Konflik antara Hukum Konstitusi dan Hukum Biasa di Indonesia seringkali menjadi perdebatan hangat di kalangan masyarakat. Hal ini terjadi ketika keputusan pengadilan yang didasarkan pada hukum biasa bertentangan dengan ketentuan-ketentuan yang terdapat dalam konstitusi.
Menurut Prof. Dr. Jimly Asshiddiqie, seorang pakar hukum konstitusi, konflik antara hukum konstitusi dan hukum biasa dapat terjadi karena adanya ketidaksesuaian antara kedua jenis hukum tersebut. “Hukum konstitusi memiliki kedudukan yang lebih tinggi dibandingkan hukum biasa, sehingga jika terjadi konflik, keputusan yang harus diambil seharusnya mengacu pada konstitusi,” ujar Prof. Jimly.

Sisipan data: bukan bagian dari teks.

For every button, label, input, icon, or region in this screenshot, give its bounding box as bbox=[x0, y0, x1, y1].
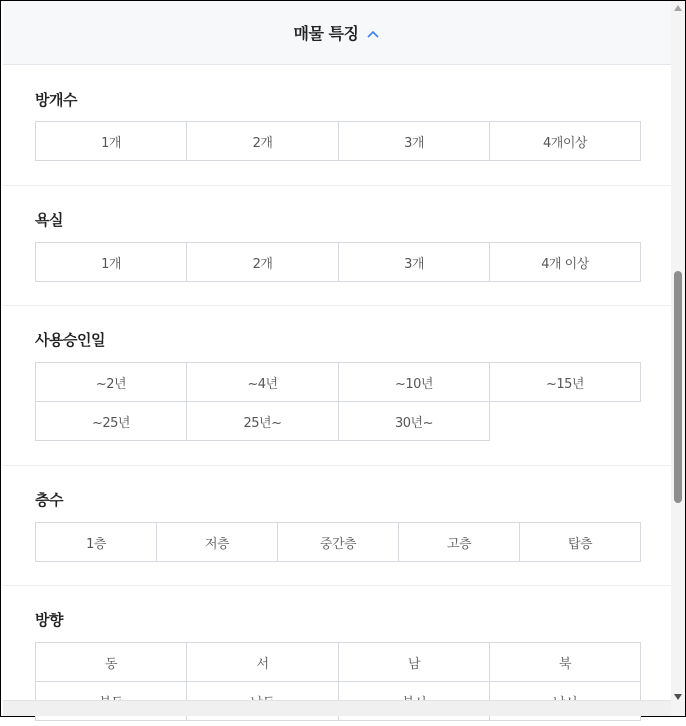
option-approval-25y[interactable]: ~25년 bbox=[35, 401, 187, 441]
scrollbar-thumb[interactable] bbox=[674, 271, 682, 503]
option-bath-1[interactable]: 1개 bbox=[35, 242, 187, 282]
option-rooms-4plus[interactable]: 4개이상 bbox=[489, 121, 641, 161]
option-approval-15y[interactable]: ~15년 bbox=[489, 362, 641, 402]
section-title-direction: 방향 bbox=[35, 611, 63, 629]
option-direction-south[interactable]: 남 bbox=[338, 642, 490, 682]
option-rooms-3[interactable]: 3개 bbox=[338, 121, 490, 161]
option-approval-30y-plus[interactable]: 30년~ bbox=[338, 401, 490, 441]
option-bath-2[interactable]: 2개 bbox=[186, 242, 339, 282]
section-title-rooms: 방개수 bbox=[35, 91, 77, 109]
option-bath-4plus[interactable]: 4개 이상 bbox=[489, 242, 641, 282]
section-rooms bbox=[3, 65, 671, 186]
section-floor bbox=[3, 466, 671, 586]
option-bath-3[interactable]: 3개 bbox=[338, 242, 490, 282]
scroll-up-arrow-icon[interactable] bbox=[674, 5, 682, 11]
section-title-approval: 사용승인일 bbox=[35, 331, 105, 349]
option-floor-low[interactable]: 저층 bbox=[156, 522, 278, 562]
scrollbar[interactable] bbox=[671, 1, 685, 716]
filter-content bbox=[3, 1, 671, 701]
option-floor-mid[interactable]: 중간층 bbox=[277, 522, 399, 562]
section-bathrooms bbox=[3, 186, 671, 306]
option-approval-4y[interactable]: ~4년 bbox=[186, 362, 339, 402]
option-direction-north[interactable]: 북 bbox=[489, 642, 641, 682]
section-title-bathrooms: 욕실 bbox=[35, 211, 63, 229]
option-floor-1[interactable]: 1층 bbox=[35, 522, 157, 562]
scroll-down-arrow-icon[interactable] bbox=[674, 694, 682, 700]
section-approval-date bbox=[3, 306, 671, 466]
option-floor-top[interactable]: 탑층 bbox=[519, 522, 641, 562]
bottom-edge bbox=[3, 700, 671, 716]
option-direction-west[interactable]: 서 bbox=[186, 642, 339, 682]
option-approval-10y[interactable]: ~10년 bbox=[338, 362, 490, 402]
option-approval-2y[interactable]: ~2년 bbox=[35, 362, 187, 402]
option-approval-25y-plus[interactable]: 25년~ bbox=[186, 401, 339, 441]
features-header[interactable] bbox=[3, 1, 671, 65]
features-title: 매물 특징 bbox=[293, 24, 359, 43]
option-rooms-2[interactable]: 2개 bbox=[186, 121, 339, 161]
option-floor-high[interactable]: 고층 bbox=[398, 522, 520, 562]
option-direction-east[interactable]: 동 bbox=[35, 642, 187, 682]
chevron-up-icon[interactable] bbox=[366, 26, 380, 40]
section-title-floor: 층수 bbox=[35, 491, 63, 509]
option-rooms-1[interactable]: 1개 bbox=[35, 121, 187, 161]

Salah satu contoh kasus konflik antara hukum konstitusi dan hukum biasa adalah terkait dengan hak asasi manusia. Menurut Pasal 28 UUD 1945, setiap orang memiliki hak untuk hidup, kebebasan, dan keamanan diri. Namun, seringkali dalam praktiknya, hak-hak tersebut diabaikan oleh aparat penegak hukum yang lebih mengutamakan kepentingan hukum biasa.
Menurut Yusril Ihza Mahendra, seorang pakar hukum tata negara, penyelesaian konflik antara hukum konstitusi dan hukum biasa seharusnya dilakukan melalui dialog dan negosiasi. “Penting bagi pihak-pihak yang terlibat dalam konflik untuk duduk bersama dan mencari solusi yang sesuai dengan konstitusi serta keadilan,” ujar Yusril.
Sebagai negara hukum, Indonesia seharusnya mampu menyelesaikan konflik antara hukum konstitusi dan hukum biasa dengan bijaksana dan proporsional. Hal ini penting agar keadilan dan kedaulatan hukum dapat terwujud secara menyeluruh dalam sistem peradilan di Indonesia.